Small Business Income Tax Offset

The Small Business Income Tax Offset offers unincorporated small businesses in Australia the opportunity to reduce their tax payable by up to $1,000 per year. The offset is calculated based on the proportion of tax payable on the business income. To determine the amount of the offset, the Australian Taxation Office (ATO) assesses the business income reported in the tax return.

Eligibility Criteria for the Small Business Income Tax Offset

To be eligible for the Small Business Income Tax Offset, you must meet the following criteria:

 

  1. Carrying on a small business as a sole trader: As a sole trader, you must be actively engaged in running a small business.
  2. Share of net small business income from a partnership or trust: If you are a partner or beneficiary of a partnership or trust, you must have a share of net small business income.
  3. Aggregated turnover of less than $5 million: Your small business must have an aggregated turnover of less than $5 million for the income year.

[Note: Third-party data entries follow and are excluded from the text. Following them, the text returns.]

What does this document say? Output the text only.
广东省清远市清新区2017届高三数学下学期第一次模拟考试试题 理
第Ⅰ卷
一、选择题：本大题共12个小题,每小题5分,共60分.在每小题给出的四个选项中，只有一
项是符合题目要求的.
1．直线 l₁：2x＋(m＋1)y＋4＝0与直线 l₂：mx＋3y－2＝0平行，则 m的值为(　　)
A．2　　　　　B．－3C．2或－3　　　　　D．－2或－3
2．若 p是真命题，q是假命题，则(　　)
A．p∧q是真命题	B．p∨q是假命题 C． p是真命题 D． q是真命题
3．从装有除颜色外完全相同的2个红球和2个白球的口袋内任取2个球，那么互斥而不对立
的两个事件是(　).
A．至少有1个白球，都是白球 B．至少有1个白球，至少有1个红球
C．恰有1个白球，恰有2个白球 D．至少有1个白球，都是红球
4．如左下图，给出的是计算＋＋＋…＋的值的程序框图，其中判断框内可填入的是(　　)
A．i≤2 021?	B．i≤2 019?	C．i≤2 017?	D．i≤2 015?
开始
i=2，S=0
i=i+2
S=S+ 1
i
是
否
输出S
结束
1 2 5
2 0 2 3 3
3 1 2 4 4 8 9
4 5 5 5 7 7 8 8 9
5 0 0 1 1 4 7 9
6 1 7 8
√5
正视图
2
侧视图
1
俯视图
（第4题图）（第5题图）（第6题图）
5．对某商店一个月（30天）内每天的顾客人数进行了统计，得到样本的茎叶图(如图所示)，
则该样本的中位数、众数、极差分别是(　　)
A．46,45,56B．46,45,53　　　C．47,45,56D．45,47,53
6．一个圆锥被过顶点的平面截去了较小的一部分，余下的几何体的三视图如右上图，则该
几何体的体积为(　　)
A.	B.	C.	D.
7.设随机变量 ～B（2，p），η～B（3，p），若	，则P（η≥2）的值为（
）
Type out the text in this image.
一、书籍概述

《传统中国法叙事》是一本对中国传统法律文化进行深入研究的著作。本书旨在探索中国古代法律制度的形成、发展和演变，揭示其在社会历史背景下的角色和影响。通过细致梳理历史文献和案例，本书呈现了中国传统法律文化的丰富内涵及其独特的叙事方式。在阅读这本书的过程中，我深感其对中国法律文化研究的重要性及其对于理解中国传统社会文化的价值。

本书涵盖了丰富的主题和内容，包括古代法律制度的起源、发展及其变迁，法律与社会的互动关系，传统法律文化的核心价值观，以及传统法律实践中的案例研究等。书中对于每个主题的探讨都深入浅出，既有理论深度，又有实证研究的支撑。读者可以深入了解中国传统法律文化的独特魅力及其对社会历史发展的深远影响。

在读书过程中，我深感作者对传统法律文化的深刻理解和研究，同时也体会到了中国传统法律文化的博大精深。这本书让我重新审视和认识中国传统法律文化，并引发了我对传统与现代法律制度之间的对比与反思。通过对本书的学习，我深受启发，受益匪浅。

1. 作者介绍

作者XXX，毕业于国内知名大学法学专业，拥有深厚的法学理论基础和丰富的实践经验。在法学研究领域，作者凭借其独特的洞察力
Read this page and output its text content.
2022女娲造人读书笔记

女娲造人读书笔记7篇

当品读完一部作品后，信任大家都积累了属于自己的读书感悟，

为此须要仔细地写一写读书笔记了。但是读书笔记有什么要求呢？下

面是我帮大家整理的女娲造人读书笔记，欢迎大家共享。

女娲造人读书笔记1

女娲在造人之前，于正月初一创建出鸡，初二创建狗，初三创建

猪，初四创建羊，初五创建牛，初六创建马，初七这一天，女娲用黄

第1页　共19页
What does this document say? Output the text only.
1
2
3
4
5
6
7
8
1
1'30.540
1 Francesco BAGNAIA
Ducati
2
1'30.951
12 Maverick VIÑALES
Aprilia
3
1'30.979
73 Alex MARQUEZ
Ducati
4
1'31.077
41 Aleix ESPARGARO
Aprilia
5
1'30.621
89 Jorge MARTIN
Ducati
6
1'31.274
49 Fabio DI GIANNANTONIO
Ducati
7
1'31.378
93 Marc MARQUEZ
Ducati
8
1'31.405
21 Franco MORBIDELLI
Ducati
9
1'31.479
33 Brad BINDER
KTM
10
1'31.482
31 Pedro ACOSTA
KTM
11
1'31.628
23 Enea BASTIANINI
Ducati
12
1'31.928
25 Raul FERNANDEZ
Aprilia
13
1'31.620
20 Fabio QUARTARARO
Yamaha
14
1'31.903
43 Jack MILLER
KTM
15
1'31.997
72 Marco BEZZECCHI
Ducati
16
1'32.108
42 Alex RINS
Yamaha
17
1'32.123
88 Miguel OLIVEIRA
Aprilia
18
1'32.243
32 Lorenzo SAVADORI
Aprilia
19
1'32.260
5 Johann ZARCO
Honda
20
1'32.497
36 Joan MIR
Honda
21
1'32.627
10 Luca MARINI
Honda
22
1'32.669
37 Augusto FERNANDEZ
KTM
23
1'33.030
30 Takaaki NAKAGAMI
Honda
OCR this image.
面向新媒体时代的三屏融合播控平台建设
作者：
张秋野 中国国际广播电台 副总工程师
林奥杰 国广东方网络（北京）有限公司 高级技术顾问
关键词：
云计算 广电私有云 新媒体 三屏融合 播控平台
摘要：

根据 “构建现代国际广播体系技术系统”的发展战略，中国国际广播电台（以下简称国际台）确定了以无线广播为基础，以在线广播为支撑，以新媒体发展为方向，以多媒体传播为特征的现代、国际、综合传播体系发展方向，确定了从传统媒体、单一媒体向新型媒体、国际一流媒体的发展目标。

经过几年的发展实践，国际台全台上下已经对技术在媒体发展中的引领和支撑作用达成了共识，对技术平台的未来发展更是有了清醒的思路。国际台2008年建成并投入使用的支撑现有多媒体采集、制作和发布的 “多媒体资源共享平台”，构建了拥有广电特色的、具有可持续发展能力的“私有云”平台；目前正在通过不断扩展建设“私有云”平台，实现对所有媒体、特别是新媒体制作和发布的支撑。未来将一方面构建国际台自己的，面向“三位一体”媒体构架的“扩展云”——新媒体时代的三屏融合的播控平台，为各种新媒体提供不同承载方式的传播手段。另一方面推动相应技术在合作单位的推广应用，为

Working Out the Small Business Income Tax Offset

The Small Business Income Tax Offset is calculated based on the proportion of tax payable related to your total net small business income. The offset rate and threshold depend on the income year of your tax return.

If your total net small business income is equal to or greater than your taxable income, the offset will be the rate of offset multiplied by your basic income tax liability for the year. The offset amount will be clearly indicated on your notice of assessment from the ATO.

Claiming the Small Business Income Tax Offset

To claim the Small Business Income Tax Offset, you do not need to perform any additional calculations. The ATO calculates the offset amount using the information provided in your tax return. The offset amount will be displayed on your notice of assessment.

If you are a sole trader, your net small business income is used to calculate your Small Business Income Tax Offset. Calculating your net small business income involves subtracting any allowable deductions and expenses related to your business from your total business income. The resulting amount is your net small business income. Once you have calculated your net small business income, you can determine your Small Business Income Tax Offset using the following steps:

  1. Calculate your basic income tax liability: This is the tax payable on your taxable income before applying any offsets or deductions. You can use the tax rates and thresholds provided by the ATO to calculate this amount.
  2. Determine the proportion of tax payable related to your net small business income: Divide your net small business income by your taxable income. This will give you the proportion of tax payable related to your business income.
  3. Calculate the offset amount: Multiply the proportion of tax payable related to your net small business income by the applicable offset rate for the income year. The result is your Small Business Income Tax Offset.

It’s important to note that the ATO will automatically calculate the offset amount when processing your tax return. The information you provide in your tax return, including your net small business income, will be used to determine the offset.

This article is for general information only. It does not make recommendations nor does it provide advice to address your personal circumstances. To make an informed decision, always contact a registered tax professional.